Flea-market fashions at designer prices; Paris collections reflect a trend based on shock rather than chic
Paris
Generally, being well dressed means to appear neat and tidy at all times, with scrupulous attention to small details. When heels start to wear down, off they go to the shoemaker for repairs. Missing buttons are promptly sewn back on, and inadvertent tears mended or rewoven. Stockings with runs are instantly discarded, and the well-groomed woman does not step out the front door with her hair looking like a cross between Woody Woodpecker and a King's Road punk.
But an astounding fashion trend has emerged in the past two years, based totally on shock rather than chic. Many basically pretty young girls are turning out as counterparts of the Paris clochardsm (hobos and park-bench bums) in a careful assemblage of tatters often picked up at the flea market. This inexplicable appeal of poverty is rumpled, crumpled, ragged, and bedraggled, with enough built-in holes to put any moth out of business. It is ''survival dressing'' best suited to beggars, but sad on the streets of Paris.
Yves Saint Laurent's genius has always been his uncanny knack for adapting trends that are already out in the streets. But the king is having no part of this flea-market affair or anything vaguely slovenly or unkempt. Instead, we have several of the Japanese contingent showing in Paris to thank for ''tortured chic,'' often featured at prices that are equal torture for the pocketbook.
Rei Kawakubo of Comme des Garcons made the original breakthrough with her first collection shown here two years ago. It was extremely controversial, yet many professional buyers raved over the layered garments full of Swiss-cheese holes, raw edges, and jagged hemlines, complete with cadaverous makeup and the occasional twist of a prize fighter's black eye blooming on one side of the face.
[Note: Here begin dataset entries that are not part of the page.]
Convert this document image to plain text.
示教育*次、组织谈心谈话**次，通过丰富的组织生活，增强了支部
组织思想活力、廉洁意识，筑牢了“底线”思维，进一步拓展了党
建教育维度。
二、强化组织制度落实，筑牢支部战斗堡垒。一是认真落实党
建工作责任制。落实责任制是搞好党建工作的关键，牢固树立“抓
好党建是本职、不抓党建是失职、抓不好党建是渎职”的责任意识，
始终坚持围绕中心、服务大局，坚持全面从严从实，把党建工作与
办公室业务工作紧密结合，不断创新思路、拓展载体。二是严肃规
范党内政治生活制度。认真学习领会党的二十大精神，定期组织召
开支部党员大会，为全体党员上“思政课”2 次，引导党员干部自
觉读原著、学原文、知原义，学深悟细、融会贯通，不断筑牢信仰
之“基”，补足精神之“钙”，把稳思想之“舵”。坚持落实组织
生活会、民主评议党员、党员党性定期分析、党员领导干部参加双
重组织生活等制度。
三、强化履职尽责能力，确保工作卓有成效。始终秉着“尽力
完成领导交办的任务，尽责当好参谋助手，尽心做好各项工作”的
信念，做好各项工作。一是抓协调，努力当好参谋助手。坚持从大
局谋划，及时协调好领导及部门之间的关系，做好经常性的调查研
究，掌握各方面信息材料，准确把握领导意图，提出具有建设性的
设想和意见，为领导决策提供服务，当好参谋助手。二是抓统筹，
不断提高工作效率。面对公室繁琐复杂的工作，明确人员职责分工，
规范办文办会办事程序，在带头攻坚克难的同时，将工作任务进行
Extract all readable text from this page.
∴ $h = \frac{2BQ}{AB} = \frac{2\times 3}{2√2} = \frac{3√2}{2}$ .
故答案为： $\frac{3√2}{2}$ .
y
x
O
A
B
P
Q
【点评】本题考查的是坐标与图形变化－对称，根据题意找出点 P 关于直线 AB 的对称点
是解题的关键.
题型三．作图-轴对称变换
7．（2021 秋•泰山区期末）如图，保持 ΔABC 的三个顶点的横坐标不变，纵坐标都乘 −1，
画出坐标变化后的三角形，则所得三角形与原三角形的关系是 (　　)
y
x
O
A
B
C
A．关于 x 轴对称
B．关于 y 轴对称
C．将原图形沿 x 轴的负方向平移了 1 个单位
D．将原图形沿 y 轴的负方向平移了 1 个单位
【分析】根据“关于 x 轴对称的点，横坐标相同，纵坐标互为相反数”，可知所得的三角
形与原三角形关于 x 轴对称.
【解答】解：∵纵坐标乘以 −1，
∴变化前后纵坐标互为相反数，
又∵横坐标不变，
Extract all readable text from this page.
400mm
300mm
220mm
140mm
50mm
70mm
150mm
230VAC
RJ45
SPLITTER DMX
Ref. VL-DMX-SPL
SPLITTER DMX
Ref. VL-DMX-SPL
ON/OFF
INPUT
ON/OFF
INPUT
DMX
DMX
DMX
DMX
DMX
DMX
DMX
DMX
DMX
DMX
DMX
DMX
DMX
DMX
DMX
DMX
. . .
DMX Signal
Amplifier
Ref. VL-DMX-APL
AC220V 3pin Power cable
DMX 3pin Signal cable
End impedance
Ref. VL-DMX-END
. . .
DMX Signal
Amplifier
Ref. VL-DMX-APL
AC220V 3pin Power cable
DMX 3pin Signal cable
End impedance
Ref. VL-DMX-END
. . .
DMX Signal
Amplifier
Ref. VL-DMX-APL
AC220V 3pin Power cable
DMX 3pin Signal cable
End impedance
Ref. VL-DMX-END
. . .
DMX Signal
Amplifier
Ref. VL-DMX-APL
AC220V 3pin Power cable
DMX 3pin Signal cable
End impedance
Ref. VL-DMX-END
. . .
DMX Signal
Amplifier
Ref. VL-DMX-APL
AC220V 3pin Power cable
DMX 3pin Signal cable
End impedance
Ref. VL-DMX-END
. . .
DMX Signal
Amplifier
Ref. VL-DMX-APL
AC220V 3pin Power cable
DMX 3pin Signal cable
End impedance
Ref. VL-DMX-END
Although Comme des Garcons (Like the Boys) might more aptly be titled Comme des Clochards (Like the Tramps), these garments, plus others in many French collections, are not exactly given away. They may be made out of what appears to be potato sacking, cheesecloth, or old dust rags, but the actual fabrics are often handloomed and suitably expensive.
French designers, after a long and appraising gaze at freaky fashions from the Land of the Rising Sun, have taken a high jump on the bandwagon. Daniel Hechter, creating primarily for the under-30 crowd, sent his mannequins down the runway to present fall and winter collections, garbed in voluminous, shapeless things that he says were inspired by ethnic garments from the steppes of South America. One size appears to fit everyone from the midget to the circus fat lady. The total cost of most ensembles amounts to over 4,000 francs (about $500) , not including the lumberjack shoes or paratrooper's boots. You're also on your own for the frazzled homemade hairdo to complete the effect. It needs no tender loving care from a top coiffeur.
If rich girls want to look poor, that's their business. But anyone opting for authenticity is best off out at the flea market, where it has all been going on for centuries. There, one can pick up genuine shabbiness at bargain prices. It is a look the average wardrobe would benefit most from doing without.